St. Paul's College on the University of Manitoba campus is the major Catholic higher education institution in Manitoba.
In 1926 the Oblate Fathers, with a staff of six and a student body of one hundred, opened St. Paul's College as the first English Catholic High School for boys in the Province of Manitoba. Fr. Alphonse Simon, OMI was the first Rector. There was a rapid increase in students and the building on Selkirk Avenue soon proved inadequate. In 1931 Archbishop Sinnott, who had worked tirelessly to get the College started from as early as 1916, purchased the old Manitoba College (which had opened in 1882) at the corner of Ellice and Vaughan Streets in downtown Winnipeg and the College moved to this new location. The direction of the College passed into the hands of the diocesan clergy and Fr. C. B. Collins was appointed Rector. In the same year, the College became affiliated with the University of Manitoba.
The University of Manitoba, as founded in 1877, was a federation of three denominational colleges: St. Boniface (Catholic), St. John's (Anglican), and Manitoba (Presbyterian). In 1888 Wesley College (Methodist) became affiliated. On October 27th, 1931, at the time of its affiliation, St. Paul's had a staff of 15 (eight priests and seven laymen), and a total of twelve students in the University program. The University of Manitoba Yearbook for 1932, The Brown and Gold, displays the photographs of the first two graduates of the College.
At the request of the Archbishop, the Jesuit Fathers undertook direction of the College in 1933. Fr. John Holland, S.J., was appointed Rector, and Fr. Erle Bartlett, S.J. was appointed Dean of Studies.

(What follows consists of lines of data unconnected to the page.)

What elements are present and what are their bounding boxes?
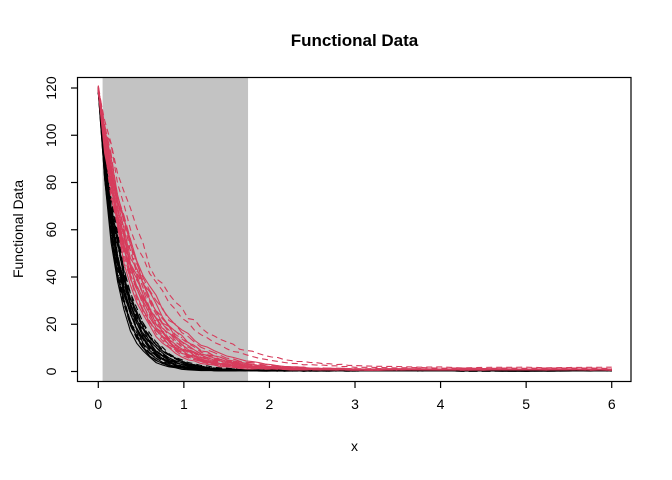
curve-group-2-pink — [97, 89, 612, 369]
x-tick-label: 3 — [351, 396, 359, 412]
curve-group-1-black — [97, 91, 612, 372]
y-tick-label: 0 — [43, 367, 59, 375]
x-axis-label: x — [351, 438, 358, 454]
y-tick-label: 100 — [43, 123, 59, 147]
y-tick-label: 120 — [43, 76, 59, 100]
y-tick-label: 60 — [43, 222, 59, 238]
x-tick-label: 4 — [437, 396, 445, 412]
x-tick-label: 5 — [522, 396, 530, 412]
y-tick-label: 80 — [43, 175, 59, 191]
y-tick-label: 40 — [43, 269, 59, 285]
x-tick-label: 6 — [608, 396, 616, 412]
x-tick-label: 0 — [94, 396, 102, 412]
y-tick-label: 20 — [43, 316, 59, 332]
x-tick-label: 1 — [180, 396, 188, 412]
curve-group-2-pink — [97, 87, 612, 371]
x-tick-label: 2 — [266, 396, 274, 412]
curve-group-1-black — [97, 87, 612, 372]
chart-title: Functional Data — [290, 31, 419, 50]
curve-group-2-pink — [97, 88, 612, 370]
curve-group-2-pink — [97, 86, 612, 371]
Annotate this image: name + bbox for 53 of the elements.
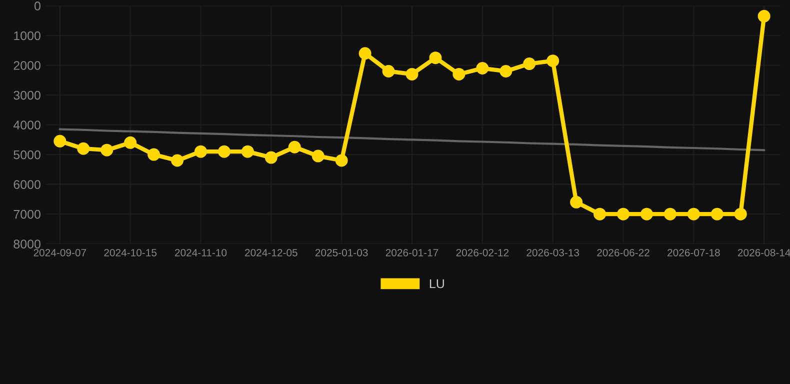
y-tick-label: 4000 (13, 120, 40, 130)
x-tick-label: 2026-06-22 (597, 248, 650, 256)
point (335, 154, 348, 167)
x-tick-label: 2024-11-10 (175, 248, 227, 256)
y-tick-label: 0 (34, 2, 40, 10)
point (500, 64, 512, 78)
point (264, 151, 278, 164)
legend-label: LU (430, 279, 444, 288)
point (734, 208, 747, 220)
point (523, 58, 536, 70)
point (687, 208, 700, 220)
y-tick-label: 1000 (14, 31, 40, 40)
point (218, 145, 230, 158)
point (124, 136, 137, 149)
x-tick-label: 2026-01-17 (386, 248, 438, 256)
x-tick-label: 2026-07-18 (668, 248, 720, 256)
point (54, 134, 66, 148)
point (100, 144, 114, 156)
y-tick-label: 6000 (14, 180, 40, 189)
point (476, 62, 489, 75)
point (194, 145, 207, 158)
y-tick-label: 8000 (14, 240, 40, 248)
point (241, 145, 254, 158)
point (617, 208, 630, 220)
x-tick-label: 2025-01-03 (315, 248, 368, 256)
line-series (58, 128, 766, 152)
y-tick-label: 2000 (14, 61, 40, 70)
point (640, 208, 653, 220)
x-tick-label: 2024-12-05 (245, 248, 298, 256)
point (570, 196, 583, 208)
point (382, 64, 395, 78)
point (171, 154, 184, 167)
point (758, 10, 770, 22)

Their photographs and those of their successors line the corridor of the administrative wing of the College. In 1936, St. Mary's College for Women became the women's division of St. Paul's, until the College opened on the Fort Garry campus in 1957 when it became co-educational and St. Mary's eventually withdrew from university work.
The facilities available to the College on Ellice Avenue were never fully adequate. Largely through the generosity of Mrs. Margaret Shea, a new unit, Paul Shea Hall, had been erected, providing a separate High School building in 1932. In 1939, six more classrooms were added and paid for through the Archdiocese and generous friends of the College. By the mid-1940s, students were being turned away because of the lack of space. A building fund drive at that time was not particularly successful and attention was turned again to relocating on the University of Manitoba campus with whom ongoing negotiations about relocation had been taking place. Following a pressing invitation from the University in 1954, there was much discussion and finally a decision was made in 1956 to accept the University's offer. In 1957 a 99-year lease for land on the campus was signed and a cornerstone was laid and blessed by Archbishop Pocock. At that ceremony, the Honourable Mr. Miller, Minister of Education, speaking on behalf of the government, congratulated the College for undertaking the move and added to the Archbishop's blessing "if you want governmental blessing, you have it." The Canada council contributed $100,000 towards the construction costs. The architect was Mr. Peter Thornton, the contractors were Wallace and Aikens.
In the fall of 1958, the basic buildings and administrative offices containing classrooms, library, cafeteria, faculty offices, and the chapel were ready for the first students. About 200 registered that year.
In 1962 the Science Wing was added, containing well-furnished laboratories, further class rooms, and faculty offices. The student cafeteria was extended in 1964 and the Residence of the Jesuit Fathers was added. 1972 saw the construction of our beautiful library, a theatre to seat 200, and the addition of further classroom and faculty office space. A larger library and a student residence were part of the original plan, but were never constructed.
Presently the College is under the direction of the St. Paul's Corporation and an 18 person Board of Governors. The Archbishop of Winnipeg is the College Chancellor and the College continues to value its commitment as a Catholic College in the Jesuit tradition.
The new millennium saw the construction of the Arthur V. Mauro Centre for Peace and Justice - an addition that provides graduate and undergraduate studies in peace-building and conflict-resolution. These programs that will help the community close to home and around the globe.